About 2,000 people were huddled in a basketball gym in the southern town of New Bataan, one of only a few buildings left standing after Typhoon Bopha ravaged the area, which is home to banana and gold mining industries.
With the overpowering stench of rotting corpses from the parking lot outside, farmer's wife Violy Saging, 38, tried to focus on the needs of her surviving children.
"It (the typhoon) snatched our life away. There is nothing left, but we are hoping our relatives or friends will take us in," she told AFP.
The body of her eldest son Rodger, 15, was found wrapped around a coconut tree that he had climbed to flee the flash floods. Her three-year-old son, the youngest of three surviving children, has a high fever.
The concrete floor of the basketball court is streaked with mud. Part of the gym's roof was blown away by the cyclone, exposing the dazed survivors to both intermittent rain and the heat of the tropical sun.
Dry space along the few benches around the court is at a premium, and Saging's family shares a small area with an elderly couple who lost six children.
The Philippines' civil defence office said more than 306,000 people had been left homeless by Bopha, the deadliest natural disaster this year for a country that is also hit regularly with quakes, floods and volcanic eruptions.
The figure had risen by 56,000 from Thursday's total, and Social Welfare Secretary Corazon Soliman said the government had appealed for immediate international aid for food, tents, water-purification systems and medicines.
"People have no houses to go home to, so they are going to the evacuation centres for shelter and relief goods," Soliman told AFP in Manila as she prepared to fly to the disaster zone with President Benigno Aquino.
Those lucky enough to be inside the New Bataan gym receive rice, instant noodles, and tinned meat.
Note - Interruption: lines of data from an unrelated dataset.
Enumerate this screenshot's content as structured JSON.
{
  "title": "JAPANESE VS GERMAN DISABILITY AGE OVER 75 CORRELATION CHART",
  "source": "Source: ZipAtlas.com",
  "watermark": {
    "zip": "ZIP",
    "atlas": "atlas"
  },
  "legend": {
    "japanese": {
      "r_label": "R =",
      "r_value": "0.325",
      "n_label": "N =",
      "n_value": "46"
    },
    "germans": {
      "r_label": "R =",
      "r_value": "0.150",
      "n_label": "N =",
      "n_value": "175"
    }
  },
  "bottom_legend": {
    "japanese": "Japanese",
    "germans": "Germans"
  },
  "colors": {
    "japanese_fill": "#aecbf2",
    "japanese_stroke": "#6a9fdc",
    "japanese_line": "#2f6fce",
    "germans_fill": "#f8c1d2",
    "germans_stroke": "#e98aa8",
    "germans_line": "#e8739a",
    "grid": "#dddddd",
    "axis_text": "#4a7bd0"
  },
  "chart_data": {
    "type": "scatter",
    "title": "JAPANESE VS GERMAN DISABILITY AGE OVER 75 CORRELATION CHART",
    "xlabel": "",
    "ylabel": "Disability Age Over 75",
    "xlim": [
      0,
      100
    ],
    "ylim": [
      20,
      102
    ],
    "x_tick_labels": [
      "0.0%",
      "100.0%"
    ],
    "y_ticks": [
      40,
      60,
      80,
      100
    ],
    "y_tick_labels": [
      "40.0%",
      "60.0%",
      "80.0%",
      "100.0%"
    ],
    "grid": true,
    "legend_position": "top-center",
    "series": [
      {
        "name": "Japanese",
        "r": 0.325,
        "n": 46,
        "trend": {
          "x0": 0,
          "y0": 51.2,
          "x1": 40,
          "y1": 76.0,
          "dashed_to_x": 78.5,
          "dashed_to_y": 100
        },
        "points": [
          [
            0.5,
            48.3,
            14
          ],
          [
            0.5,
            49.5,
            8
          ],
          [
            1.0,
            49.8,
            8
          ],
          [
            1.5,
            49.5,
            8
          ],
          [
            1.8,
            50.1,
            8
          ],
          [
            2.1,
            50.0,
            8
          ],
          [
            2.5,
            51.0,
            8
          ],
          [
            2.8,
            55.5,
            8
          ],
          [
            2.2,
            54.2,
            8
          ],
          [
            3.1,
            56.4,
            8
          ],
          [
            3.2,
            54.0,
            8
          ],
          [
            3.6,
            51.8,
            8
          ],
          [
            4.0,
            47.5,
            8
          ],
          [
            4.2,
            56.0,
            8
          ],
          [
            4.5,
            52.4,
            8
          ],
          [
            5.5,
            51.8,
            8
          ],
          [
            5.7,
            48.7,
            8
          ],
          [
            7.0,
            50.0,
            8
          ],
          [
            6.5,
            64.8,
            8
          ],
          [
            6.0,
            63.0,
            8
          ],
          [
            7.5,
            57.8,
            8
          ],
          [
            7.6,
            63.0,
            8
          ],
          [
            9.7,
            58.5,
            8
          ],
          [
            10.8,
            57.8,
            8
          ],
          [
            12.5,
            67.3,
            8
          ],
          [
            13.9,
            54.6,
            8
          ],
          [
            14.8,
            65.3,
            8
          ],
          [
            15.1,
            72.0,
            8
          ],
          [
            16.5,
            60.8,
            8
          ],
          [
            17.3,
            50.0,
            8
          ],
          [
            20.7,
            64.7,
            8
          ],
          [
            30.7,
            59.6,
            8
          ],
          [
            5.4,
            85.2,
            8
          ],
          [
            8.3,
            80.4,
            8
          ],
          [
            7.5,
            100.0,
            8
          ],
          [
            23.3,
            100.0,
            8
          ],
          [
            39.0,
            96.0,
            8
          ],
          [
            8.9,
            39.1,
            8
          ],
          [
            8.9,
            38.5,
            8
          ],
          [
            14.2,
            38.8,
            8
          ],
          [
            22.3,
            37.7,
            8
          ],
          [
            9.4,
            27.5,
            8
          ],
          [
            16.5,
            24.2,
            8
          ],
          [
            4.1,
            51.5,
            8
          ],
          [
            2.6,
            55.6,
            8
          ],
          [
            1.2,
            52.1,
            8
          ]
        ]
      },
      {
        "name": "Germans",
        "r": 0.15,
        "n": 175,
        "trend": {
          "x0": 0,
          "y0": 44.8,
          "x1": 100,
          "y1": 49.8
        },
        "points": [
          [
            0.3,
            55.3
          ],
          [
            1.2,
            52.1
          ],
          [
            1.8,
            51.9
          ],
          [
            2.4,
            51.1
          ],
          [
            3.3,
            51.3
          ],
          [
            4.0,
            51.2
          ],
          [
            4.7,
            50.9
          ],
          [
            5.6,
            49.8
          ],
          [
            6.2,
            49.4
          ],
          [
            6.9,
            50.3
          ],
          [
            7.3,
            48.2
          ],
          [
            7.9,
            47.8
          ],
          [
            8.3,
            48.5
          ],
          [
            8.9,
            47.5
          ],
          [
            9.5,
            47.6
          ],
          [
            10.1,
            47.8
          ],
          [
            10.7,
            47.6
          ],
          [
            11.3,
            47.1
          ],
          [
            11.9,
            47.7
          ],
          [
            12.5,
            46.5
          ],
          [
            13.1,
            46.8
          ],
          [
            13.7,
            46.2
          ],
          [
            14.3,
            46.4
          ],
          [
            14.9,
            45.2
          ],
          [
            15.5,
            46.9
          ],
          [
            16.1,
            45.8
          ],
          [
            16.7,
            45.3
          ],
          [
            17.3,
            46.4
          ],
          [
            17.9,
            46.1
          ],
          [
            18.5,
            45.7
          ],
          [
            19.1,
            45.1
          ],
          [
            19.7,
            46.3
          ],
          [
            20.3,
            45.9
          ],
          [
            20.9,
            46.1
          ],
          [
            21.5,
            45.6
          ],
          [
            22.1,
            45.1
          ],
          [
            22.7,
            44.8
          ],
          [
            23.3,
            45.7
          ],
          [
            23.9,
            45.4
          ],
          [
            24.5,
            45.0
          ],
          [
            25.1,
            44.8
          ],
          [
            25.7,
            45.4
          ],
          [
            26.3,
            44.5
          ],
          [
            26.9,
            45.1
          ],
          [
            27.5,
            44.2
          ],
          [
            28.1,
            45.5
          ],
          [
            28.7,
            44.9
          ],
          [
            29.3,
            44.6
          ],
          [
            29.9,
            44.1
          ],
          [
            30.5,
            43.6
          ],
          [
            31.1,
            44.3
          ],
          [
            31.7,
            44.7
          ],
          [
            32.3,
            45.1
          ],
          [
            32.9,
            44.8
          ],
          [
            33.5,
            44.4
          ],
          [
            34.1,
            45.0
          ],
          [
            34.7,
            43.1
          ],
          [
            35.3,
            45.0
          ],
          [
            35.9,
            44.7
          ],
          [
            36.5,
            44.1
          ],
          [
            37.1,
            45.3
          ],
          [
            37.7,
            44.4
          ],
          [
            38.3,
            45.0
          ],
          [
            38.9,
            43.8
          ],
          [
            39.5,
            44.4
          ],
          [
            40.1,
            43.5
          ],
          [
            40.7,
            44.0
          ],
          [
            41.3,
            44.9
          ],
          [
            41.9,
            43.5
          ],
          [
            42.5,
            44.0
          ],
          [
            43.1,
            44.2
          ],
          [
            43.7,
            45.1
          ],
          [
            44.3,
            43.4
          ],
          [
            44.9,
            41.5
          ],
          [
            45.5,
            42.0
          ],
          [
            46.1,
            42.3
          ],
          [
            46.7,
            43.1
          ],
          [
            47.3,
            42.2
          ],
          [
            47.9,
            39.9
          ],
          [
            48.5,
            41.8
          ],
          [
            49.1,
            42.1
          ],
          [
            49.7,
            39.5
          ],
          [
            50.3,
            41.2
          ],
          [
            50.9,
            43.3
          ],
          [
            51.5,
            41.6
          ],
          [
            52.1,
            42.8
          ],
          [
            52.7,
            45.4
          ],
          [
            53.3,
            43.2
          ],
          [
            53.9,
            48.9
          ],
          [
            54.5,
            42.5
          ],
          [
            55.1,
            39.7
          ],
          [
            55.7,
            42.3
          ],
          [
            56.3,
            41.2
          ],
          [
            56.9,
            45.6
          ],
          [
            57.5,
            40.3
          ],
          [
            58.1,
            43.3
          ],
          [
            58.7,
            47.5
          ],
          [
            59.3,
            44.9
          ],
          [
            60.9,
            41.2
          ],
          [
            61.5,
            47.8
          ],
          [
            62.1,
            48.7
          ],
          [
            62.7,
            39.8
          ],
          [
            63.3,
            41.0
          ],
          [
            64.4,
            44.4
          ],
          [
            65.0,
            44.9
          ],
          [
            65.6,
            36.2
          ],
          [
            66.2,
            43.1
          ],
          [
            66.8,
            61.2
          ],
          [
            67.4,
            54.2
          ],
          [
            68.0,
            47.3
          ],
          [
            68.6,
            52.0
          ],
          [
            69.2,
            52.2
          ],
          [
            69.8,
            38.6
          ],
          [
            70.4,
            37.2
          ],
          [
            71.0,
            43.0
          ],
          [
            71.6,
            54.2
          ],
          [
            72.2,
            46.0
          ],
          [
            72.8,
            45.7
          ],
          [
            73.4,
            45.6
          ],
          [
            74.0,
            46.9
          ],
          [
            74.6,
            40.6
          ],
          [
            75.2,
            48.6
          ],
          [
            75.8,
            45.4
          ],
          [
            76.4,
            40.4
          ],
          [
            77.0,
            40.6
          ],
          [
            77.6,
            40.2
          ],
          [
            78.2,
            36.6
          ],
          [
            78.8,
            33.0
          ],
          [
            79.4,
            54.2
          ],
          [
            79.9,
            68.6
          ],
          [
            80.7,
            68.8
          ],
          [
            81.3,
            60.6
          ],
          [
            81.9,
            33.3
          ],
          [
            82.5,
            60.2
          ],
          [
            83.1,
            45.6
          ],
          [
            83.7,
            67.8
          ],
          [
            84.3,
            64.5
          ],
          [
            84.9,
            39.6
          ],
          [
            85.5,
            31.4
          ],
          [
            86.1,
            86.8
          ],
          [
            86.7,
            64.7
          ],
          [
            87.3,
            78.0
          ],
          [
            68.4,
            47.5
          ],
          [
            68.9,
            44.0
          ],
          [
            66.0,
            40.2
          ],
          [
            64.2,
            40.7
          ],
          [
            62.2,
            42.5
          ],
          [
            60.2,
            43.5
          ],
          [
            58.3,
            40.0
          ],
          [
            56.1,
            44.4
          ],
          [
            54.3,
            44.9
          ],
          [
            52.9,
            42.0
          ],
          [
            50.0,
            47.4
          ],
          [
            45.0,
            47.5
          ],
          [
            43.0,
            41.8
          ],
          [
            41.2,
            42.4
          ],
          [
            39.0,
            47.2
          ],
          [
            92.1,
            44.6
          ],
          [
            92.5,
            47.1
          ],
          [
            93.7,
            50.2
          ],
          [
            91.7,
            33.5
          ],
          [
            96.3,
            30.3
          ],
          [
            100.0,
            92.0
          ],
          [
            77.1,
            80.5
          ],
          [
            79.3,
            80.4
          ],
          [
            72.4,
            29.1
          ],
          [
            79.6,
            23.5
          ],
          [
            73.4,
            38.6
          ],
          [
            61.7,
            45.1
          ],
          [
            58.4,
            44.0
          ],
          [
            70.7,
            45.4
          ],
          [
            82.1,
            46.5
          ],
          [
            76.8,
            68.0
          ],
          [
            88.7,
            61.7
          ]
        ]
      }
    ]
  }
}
But Soliman said they faced being stuck there for months as the government finds flood- and landslide-free places to build new shelters.
Outside the gym, Medarda Opiso, 47, joined crowds with handkerchiefs pressed to their noses as they gingerly peeled away death shrouds covering faces and bloated bodies laid out on the pavement.
Soldiers have pulled scores of dead from under the rubble and body bags are running low. But many more are still missing, including Opiso's son's wife and daughter.
"My son is in despair. He is not talking to anyone. I am afraid he will lose it," Opiso said.
The son, farmer Gomer Opiso, had been tending to his crops when the wall of water and debris obliterated nearly the entire town of 48,000 people.
But amid the despair there were also some bitter-sweet reunions.
Lucrecio Panamogan, 74, found his grown children huddled together with their families in a devastated school yard two days after the storm.
"I thought I had lost them," he told AFP, his tears welling up.
"We may no longer have a house, or any possessions, but we still have each other."